One of the bills requires federal family planning grant money to be distributed to "less controversial" health clinics and departments in the state, meaning that abortion clinics in the state will be barred from receiving federal Title X funding.
The second piece of legislation requires abortion providers to seek reimbursements through the state's Medicaid program.
Walker signed the two laws while visiting Life Connection, a Christian pro-life group located in Mukwonago earlier this week.
Nicole Safar, director of government relations for Planned Parenthood of Wisconsin, told The Associated Press that although the new bills do not target Planned Parenthood by name, they are evidently meant to decrease the viability of the organization in the state.
"The law is directed just at Planned Parenthood. It's to cut our funding so we can't provide services," Safar claimed. "Legal action is certainly on the table. The law singles out Planned Parenthood."
Pro-life groups have praised Walker's recent move, with Pro-Life Wisconsin State Director Dan Miller calling the federal funding cut "fiscally and morally responsible."
"Cutting Planned Parenthood's public funding is a fiscally and morally responsible step that furthers a culture of life in the great state of Wisconsin," Miller said. "Pro-Life Wisconsin is grateful to Gov.
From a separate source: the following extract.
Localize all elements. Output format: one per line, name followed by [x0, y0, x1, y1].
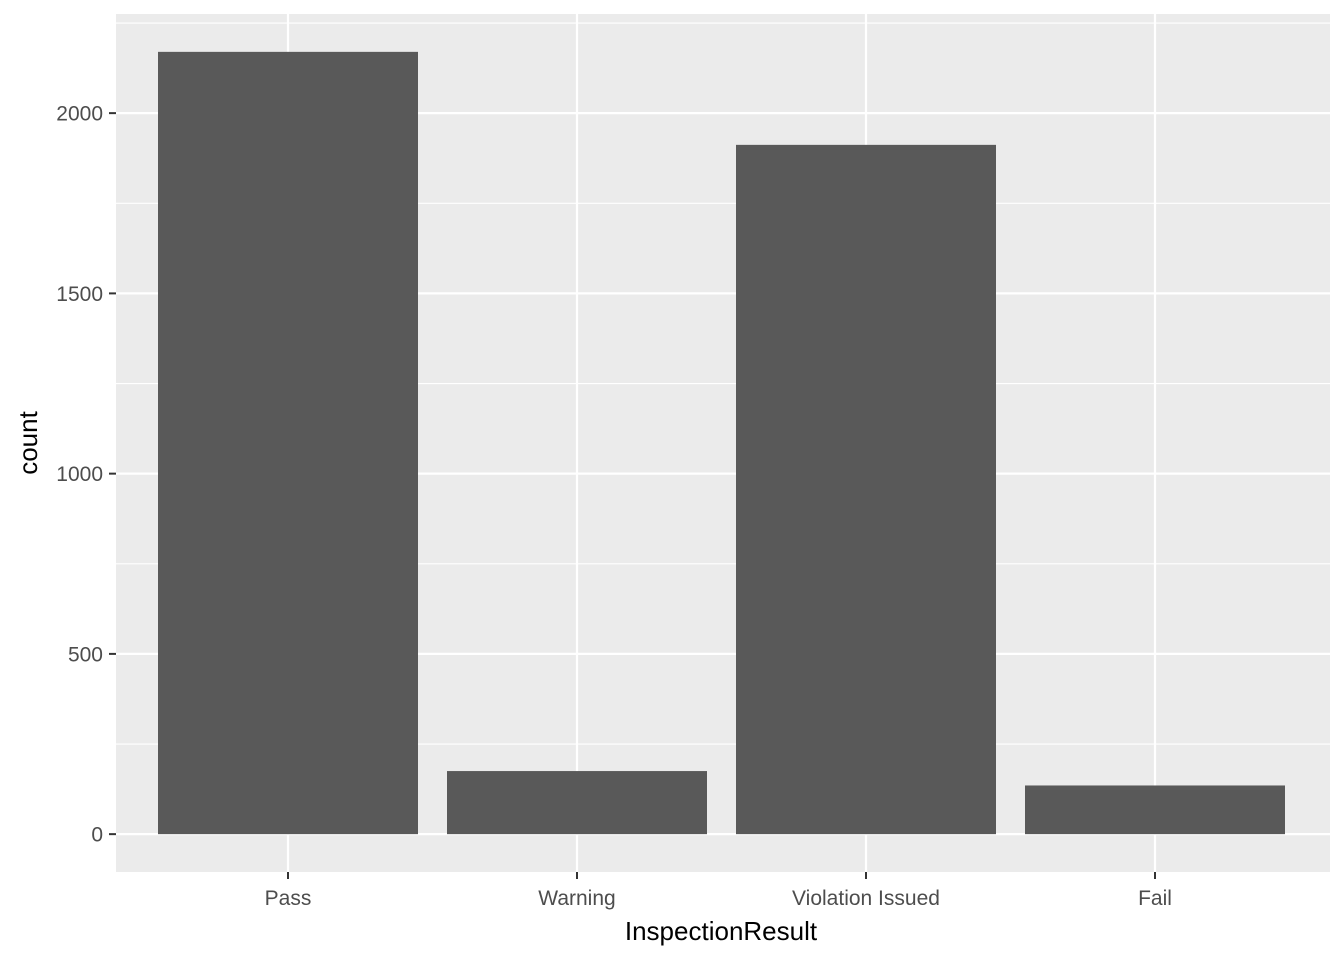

Walker for signing into law legislation that respects the consciences of Wisconsin taxpayers who oppose public funding of abortion."
Walker said that the two new laws will protect women's health and taxpayer dollars in the Midwestern state.
"Today, we signed two bills into law that prioritize women's health while improving government and its services to the citizens of Wisconsin," the governor said, as reported by LifeSite News.
"These bills require [Department of Health Services] to apply for additional federal funding for women's health services to be obtained from less controversial providers and ensure prescription reimbursement processes are handled in a cost-based and transparent manner," he added.
Wisconsin joins a bevy of other states in attempting to decrease Planned Parenthood funding after a string of undercover videos were released last year showing executives with the abortion provider discussing the sell of aborted babies' organs, limbs and tissue.
The Christian Post reported Friday on The state of Kentucky's lawsuit against Planned Parenthood of Kentucky and Indiana this week to reemburse the state for $900,000 with Gov. Matt Bevin arguing the provider performed illegal abortions because it did not follow state licensing policies.
The complaint argues that Planned Parenthood performed 23 abortions from December 2015 to December 2016 in an "unlicensed abortion facility without hospital and ambulance transfer agreements."
"This administration will have no tolerance for the type of brazen disregard that Planned Parenthood has shown for both the safety of women and the rule of law," Bevin said in a statement.
"We will hold Planned Parenthood accountable for knowingly endangering their patients by providing illegal abortions at a facility that was not properly licensed nor prepared to handle an emergency," the governor, elected last November, added.